Association  BPSGM          Les Basses Pyrénées dans la seconde guerre mondiale         64000 Pau

LAULHE Benoit. Réseaux. Passages. Passeurs.13: La Base Espagne.

 

LA BASE ESPAGNE, RÉSEAU D’ÉVASION MODELE.

Benoit LAULHE – La Résistance dans les Basses-Pyrénées – Master U.P.P.A. – 2001 –

Fiche n°13.

 

 

 

LA BASE ESPAGNE, RÉSEAU D’ÉVASION MODELE.

             Né de l’initiative de deux Béarnais, Jean et François Mazou, mais dirigé durant une grande partie de la guerre depuis Madrid par René Vuillet, le réseau de renseignement et d’évasion Base Espagne représente sûrement l’un des plus importants mouvements de résistance français de toute la Seconde guerre mondiale.

            Spécialisé dans l’évacuation de personnalités, d’aviateurs et d’agents secrets, ce réseau, également appelé Base E, regroupe et centralise dès 1942 plusieurs organisations clandestines sur deux grands pôles qui font offices de plaques tournantes pour leurs activités : Pau et Madrid. Evoquer l’histoire et l’action des réseaux d’évasion pendant la Seconde guerre mondiale se révèle souvent être une tâche particulièrement délicate : leur nombre, leurs spécificités et les multiples interférences entre mouvements rendent en effet cette recherche presque illusoire. Toutefois, en recentrant notre travail sur le département des Basses-Pyrénées et en concentrant nos efforts sur les plus importantes structures, nous pouvons envisager une analyse relativement complète et précise de ces organes centraux et indispensables à la vie de l’armée de l’ombre.
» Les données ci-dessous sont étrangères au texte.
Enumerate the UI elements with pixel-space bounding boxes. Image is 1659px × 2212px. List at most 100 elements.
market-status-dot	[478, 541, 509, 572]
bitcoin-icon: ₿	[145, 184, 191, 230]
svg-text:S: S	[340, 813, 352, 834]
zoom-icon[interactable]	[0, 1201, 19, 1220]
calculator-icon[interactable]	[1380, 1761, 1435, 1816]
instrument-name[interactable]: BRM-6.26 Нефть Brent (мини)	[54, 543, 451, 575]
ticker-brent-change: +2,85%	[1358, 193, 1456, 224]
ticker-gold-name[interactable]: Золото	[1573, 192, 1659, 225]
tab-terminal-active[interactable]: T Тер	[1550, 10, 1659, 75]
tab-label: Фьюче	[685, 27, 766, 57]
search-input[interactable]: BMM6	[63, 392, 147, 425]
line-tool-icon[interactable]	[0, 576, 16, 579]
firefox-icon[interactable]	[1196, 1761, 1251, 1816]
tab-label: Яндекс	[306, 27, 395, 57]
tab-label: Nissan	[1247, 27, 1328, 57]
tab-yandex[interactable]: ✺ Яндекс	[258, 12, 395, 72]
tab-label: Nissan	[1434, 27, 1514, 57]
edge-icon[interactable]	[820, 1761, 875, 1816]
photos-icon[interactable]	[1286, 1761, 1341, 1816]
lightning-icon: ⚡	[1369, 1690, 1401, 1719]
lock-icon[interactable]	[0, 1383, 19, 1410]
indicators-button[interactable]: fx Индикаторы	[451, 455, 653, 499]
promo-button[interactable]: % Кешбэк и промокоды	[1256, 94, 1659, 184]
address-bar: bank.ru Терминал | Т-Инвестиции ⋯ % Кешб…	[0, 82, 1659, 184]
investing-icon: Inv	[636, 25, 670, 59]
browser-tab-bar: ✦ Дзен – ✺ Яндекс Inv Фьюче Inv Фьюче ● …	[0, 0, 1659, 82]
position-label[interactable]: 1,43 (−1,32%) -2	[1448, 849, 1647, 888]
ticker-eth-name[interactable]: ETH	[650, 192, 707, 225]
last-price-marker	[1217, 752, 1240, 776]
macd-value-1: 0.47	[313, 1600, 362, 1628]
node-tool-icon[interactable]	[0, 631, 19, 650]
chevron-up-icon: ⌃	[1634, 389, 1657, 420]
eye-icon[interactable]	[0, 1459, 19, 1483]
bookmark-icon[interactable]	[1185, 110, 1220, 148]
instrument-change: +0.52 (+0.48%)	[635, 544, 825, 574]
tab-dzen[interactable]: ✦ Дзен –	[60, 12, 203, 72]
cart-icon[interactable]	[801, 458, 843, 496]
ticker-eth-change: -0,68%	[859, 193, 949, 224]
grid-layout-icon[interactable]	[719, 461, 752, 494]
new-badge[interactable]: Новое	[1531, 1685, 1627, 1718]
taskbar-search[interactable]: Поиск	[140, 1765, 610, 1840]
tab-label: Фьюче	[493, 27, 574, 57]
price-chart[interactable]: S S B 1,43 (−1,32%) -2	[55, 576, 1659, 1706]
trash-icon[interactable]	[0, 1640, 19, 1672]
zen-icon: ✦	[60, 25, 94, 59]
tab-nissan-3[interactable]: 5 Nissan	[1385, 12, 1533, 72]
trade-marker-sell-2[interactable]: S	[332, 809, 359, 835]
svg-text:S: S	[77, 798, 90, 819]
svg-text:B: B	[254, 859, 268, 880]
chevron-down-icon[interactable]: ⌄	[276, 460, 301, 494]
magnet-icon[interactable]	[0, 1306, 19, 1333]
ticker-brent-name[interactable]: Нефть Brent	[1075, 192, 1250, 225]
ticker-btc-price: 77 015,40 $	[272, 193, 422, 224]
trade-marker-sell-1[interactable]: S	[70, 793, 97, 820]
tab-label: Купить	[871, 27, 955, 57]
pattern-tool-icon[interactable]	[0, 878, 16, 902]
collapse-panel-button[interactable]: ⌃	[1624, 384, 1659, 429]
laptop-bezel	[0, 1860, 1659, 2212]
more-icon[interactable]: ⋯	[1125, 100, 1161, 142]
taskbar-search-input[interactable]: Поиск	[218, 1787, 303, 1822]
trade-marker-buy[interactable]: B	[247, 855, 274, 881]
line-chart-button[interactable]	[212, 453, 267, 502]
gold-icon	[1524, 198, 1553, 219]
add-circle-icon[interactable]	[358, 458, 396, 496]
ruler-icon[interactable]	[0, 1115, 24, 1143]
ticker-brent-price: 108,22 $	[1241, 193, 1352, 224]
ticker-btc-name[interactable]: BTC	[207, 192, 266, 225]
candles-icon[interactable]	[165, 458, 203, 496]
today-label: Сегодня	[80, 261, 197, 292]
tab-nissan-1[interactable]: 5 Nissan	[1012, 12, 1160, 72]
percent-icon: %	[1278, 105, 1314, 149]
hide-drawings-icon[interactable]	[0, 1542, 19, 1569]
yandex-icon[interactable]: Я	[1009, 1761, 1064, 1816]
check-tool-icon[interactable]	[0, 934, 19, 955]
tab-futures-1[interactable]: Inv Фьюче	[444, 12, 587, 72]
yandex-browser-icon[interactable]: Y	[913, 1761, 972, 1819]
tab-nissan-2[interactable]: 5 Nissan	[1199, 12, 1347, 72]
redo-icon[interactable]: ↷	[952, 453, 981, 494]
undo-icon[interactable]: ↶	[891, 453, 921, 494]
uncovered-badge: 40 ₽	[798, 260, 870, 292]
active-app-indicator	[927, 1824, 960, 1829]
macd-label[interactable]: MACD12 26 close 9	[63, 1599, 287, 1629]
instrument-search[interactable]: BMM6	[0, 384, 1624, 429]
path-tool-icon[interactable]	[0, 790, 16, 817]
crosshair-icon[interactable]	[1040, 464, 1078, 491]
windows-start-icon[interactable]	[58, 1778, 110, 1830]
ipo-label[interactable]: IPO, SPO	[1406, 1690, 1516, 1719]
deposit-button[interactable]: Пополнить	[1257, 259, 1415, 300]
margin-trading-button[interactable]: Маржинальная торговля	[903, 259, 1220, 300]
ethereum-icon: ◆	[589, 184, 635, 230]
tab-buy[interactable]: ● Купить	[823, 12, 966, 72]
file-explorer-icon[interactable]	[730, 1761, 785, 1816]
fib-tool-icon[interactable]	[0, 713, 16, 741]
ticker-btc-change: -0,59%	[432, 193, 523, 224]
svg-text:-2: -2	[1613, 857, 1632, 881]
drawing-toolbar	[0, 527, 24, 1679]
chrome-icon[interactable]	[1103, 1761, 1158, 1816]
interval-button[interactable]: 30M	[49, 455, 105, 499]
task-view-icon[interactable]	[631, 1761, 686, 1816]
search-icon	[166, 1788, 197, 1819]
            Référence dans les milieux de l’évasion, modèle pour le renseignement, le réseau Base Espagne représente au Pays basque et en Béarn une institution majeure et incontournable de la lutte contre l’occupant.

                Première organisation française en terme de filières, la Base E rassemble sous l’égide du B.C.R.A. (Bureau Central de Renseignement et d’Action) en exil à Londres, une multitude de mouvements dirigés par Pierre Vuillet depuis Madrid. Pourtant, si les centres nerveux de cet organe semblent se situer dans la péninsule ibérique et au Royaume Unis, c’est en Béarn (en 1942), sur l’initiative de deux Palois, Jean et François Mazou, que ces fusions trouvent leur origine.

                Ces réunions opérées, le mouvement décide de s’implanter durablement dans le département en faisant de son antenne paloise un «pôle centralisateur» de premier ordre, mais surtout en installant son principal centre de transit (baptisé Générale 418), également appelé Boite aux lettres (BAL), dans la préfecture. Région stratégique par sa localisation au pied des Pyrénées, près d’un pays neutre et de la ligne de démarcation, le Béarn et sa capitale se transforment donc rapidement (suite à ce choix) en une véritable plaque tournante géographique, tactique et militaire de l’évasion et de l’espionnage De très nombreux réseaux de la Base E convergent alors sur cette zone pour évacuer leurs protégés ou pour transmettre des informations.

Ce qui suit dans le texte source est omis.